It’s been almost three weeks since I learned I was accepted into Viable Paradise, a week-long, intensive writing workshop on Martha’s Vineyard. To say that I was stunned and elated is an understatement.
Since then, there’s been a lot to take in since then and a lot to figure out.
Having started this journey of isolation and rejection a little over eight years ago, the validation of my work from outside, professional sources has been sparse. I started out writing my first novel with the occasional short story sprinkled in between the seven or so drafts. I’ve had beta readers, queried, submitted short stories to pro markets.
There have been moments — personal rejections, kind words and encouragement — and of course the writing, always the writing, but like many along their own path, there has been doubt as well.
The thing is that I always felt like I was somehow missing the boat, that I should be doing X instead of Y, or that Y was taking too long. Although I knew somewhere in my mind that this was part of the path — that this was the path — I felt I was missing something critical.
In 2013, I donated to the Star Ship Sofa podcast in exchange for a critique of the first fifty pages of my novel by Paul di Filippo. He was kind with his critique, even went so far as to tell me I had “chops”. During our call, he recommended attending SFF cons as a way of tapping into the writing community.

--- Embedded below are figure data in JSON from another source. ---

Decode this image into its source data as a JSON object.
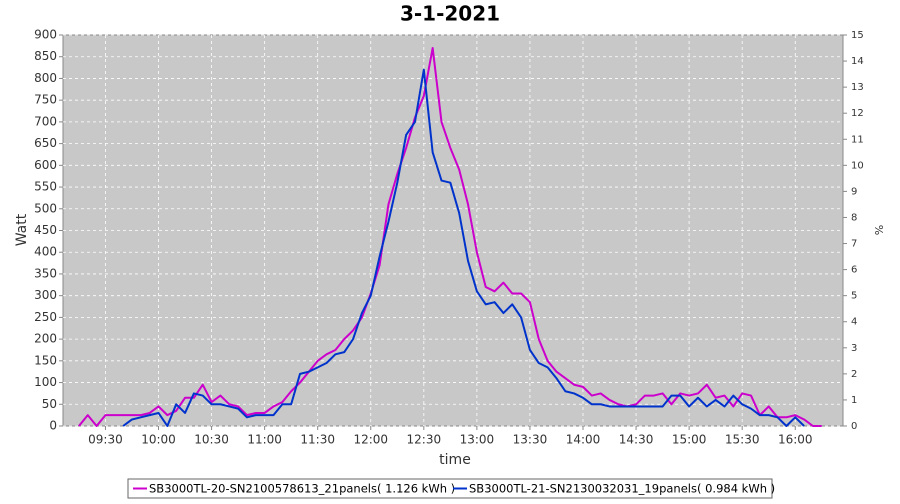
{
  "chart_data": {
    "type": "line",
    "title": "3-1-2021",
    "x_label": "time",
    "y_label": "Watt",
    "y2_label": "%",
    "x": [
      "09:15",
      "09:20",
      "09:25",
      "09:30",
      "09:35",
      "09:40",
      "09:45",
      "09:50",
      "09:55",
      "10:00",
      "10:05",
      "10:10",
      "10:15",
      "10:20",
      "10:25",
      "10:30",
      "10:35",
      "10:40",
      "10:45",
      "10:50",
      "10:55",
      "11:00",
      "11:05",
      "11:10",
      "11:15",
      "11:20",
      "11:25",
      "11:30",
      "11:35",
      "11:40",
      "11:45",
      "11:50",
      "11:55",
      "12:00",
      "12:05",
      "12:10",
      "12:15",
      "12:20",
      "12:25",
      "12:30",
      "12:35",
      "12:40",
      "12:45",
      "12:50",
      "12:55",
      "13:00",
      "13:05",
      "13:10",
      "13:15",
      "13:20",
      "13:25",
      "13:30",
      "13:35",
      "13:40",
      "13:45",
      "13:50",
      "13:55",
      "14:00",
      "14:05",
      "14:10",
      "14:15",
      "14:20",
      "14:25",
      "14:30",
      "14:35",
      "14:40",
      "14:45",
      "14:50",
      "14:55",
      "15:00",
      "15:05",
      "15:10",
      "15:15",
      "15:20",
      "15:25",
      "15:30",
      "15:35",
      "15:40",
      "15:45",
      "15:50",
      "15:55",
      "16:00",
      "16:05",
      "16:10",
      "16:15"
    ],
    "series": [
      {
        "name": "SB3000TL-20-SN2100578613_21panels( 1.126 kWh )",
        "color": "#cc00cc",
        "values": [
          0,
          25,
          0,
          25,
          25,
          25,
          25,
          25,
          30,
          45,
          25,
          35,
          65,
          65,
          95,
          55,
          70,
          50,
          45,
          25,
          30,
          30,
          45,
          55,
          80,
          100,
          125,
          150,
          165,
          175,
          200,
          220,
          250,
          305,
          370,
          510,
          580,
          640,
          710,
          760,
          870,
          700,
          640,
          590,
          510,
          400,
          320,
          310,
          330,
          305,
          305,
          285,
          200,
          150,
          125,
          110,
          95,
          90,
          70,
          75,
          60,
          50,
          45,
          50,
          70,
          70,
          75,
          50,
          75,
          70,
          75,
          95,
          65,
          70,
          45,
          75,
          70,
          25,
          45,
          20,
          20,
          25,
          15,
          0,
          0
        ]
      },
      {
        "name": "SB3000TL-21-SN2130032031_19panels( 0.984 kWh )",
        "color": "#0033cc",
        "values": [
          null,
          null,
          null,
          null,
          null,
          0,
          15,
          20,
          25,
          30,
          0,
          50,
          30,
          75,
          70,
          50,
          50,
          45,
          40,
          20,
          25,
          25,
          25,
          50,
          50,
          120,
          125,
          135,
          145,
          165,
          170,
          200,
          260,
          300,
          390,
          470,
          560,
          670,
          700,
          820,
          630,
          565,
          560,
          490,
          380,
          310,
          280,
          285,
          260,
          280,
          250,
          175,
          145,
          135,
          110,
          80,
          75,
          65,
          50,
          50,
          45,
          45,
          45,
          45,
          45,
          45,
          45,
          70,
          70,
          45,
          65,
          45,
          60,
          45,
          70,
          50,
          40,
          25,
          25,
          20,
          0,
          20,
          0,
          null,
          null
        ]
      }
    ],
    "xlim": [
      "09:06",
      "16:27"
    ],
    "xticks": [
      "09:30",
      "10:00",
      "10:30",
      "11:00",
      "11:30",
      "12:00",
      "12:30",
      "13:00",
      "13:30",
      "14:00",
      "14:30",
      "15:00",
      "15:30",
      "16:00"
    ],
    "ylim": [
      0,
      900
    ],
    "yticks": [
      0,
      50,
      100,
      150,
      200,
      250,
      300,
      350,
      400,
      450,
      500,
      550,
      600,
      650,
      700,
      750,
      800,
      850,
      900
    ],
    "y2lim": [
      0,
      15
    ],
    "y2ticks": [
      0,
      1,
      2,
      3,
      4,
      5,
      6,
      7,
      8,
      9,
      10,
      11,
      12,
      13,
      14,
      15
    ],
    "grid": true
  }
}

So I did. I attended Capclave in D.C. for a couple of years, then World Fantasy Con for the last two years. I met great people, attended tons of fun and informative panels, yet I noticed something: So many of the people I met had these built in networks of people with whom they could share their experiences, go to dinner, talk about writing, etc.

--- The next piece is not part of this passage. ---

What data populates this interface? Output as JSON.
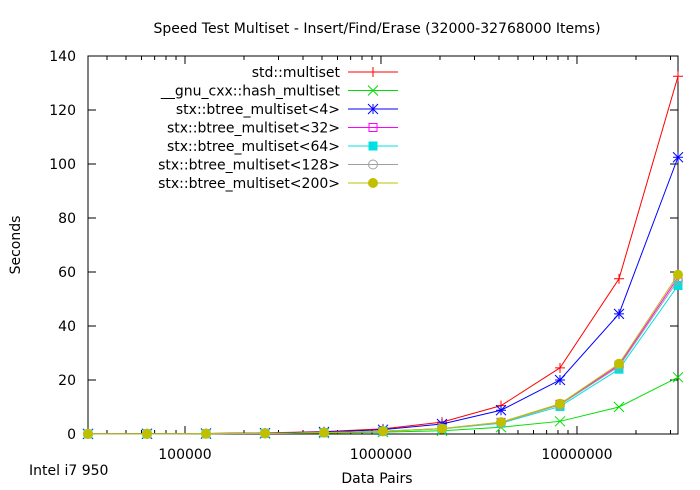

I enjoy my solitude as much as the next introvert, but when I’m at a con, I want to immerse myself in the experience and soak up as much as I can. Without prior connections, it’s been a challenge to create meaningful, lasting relationships with the people I’ve met. As a result, I felt like I was only scratching the surface at these events.
Sometimes it was a case of being at a different place on the road to publication than the writers I spoke with. On another level, it seemed to come back to not having some sort of legitimacy, some way to indicate to other writers, published or otherwise, that I was worth talking to or was even a writer.
I realize that previous statement sounds a little desperate, but there’s truth there.
Upon tweeting my acceptance an amazing thing happened. I started to receive congratulations from previous VP attendees. People started following me. It was an incredibly uplifting experience.
And so, as much as I’m excited to improve as a writer in the crucible of Viable Paradise, I’m just as excited to meet people and to have that shared experience that creates lasting bonds.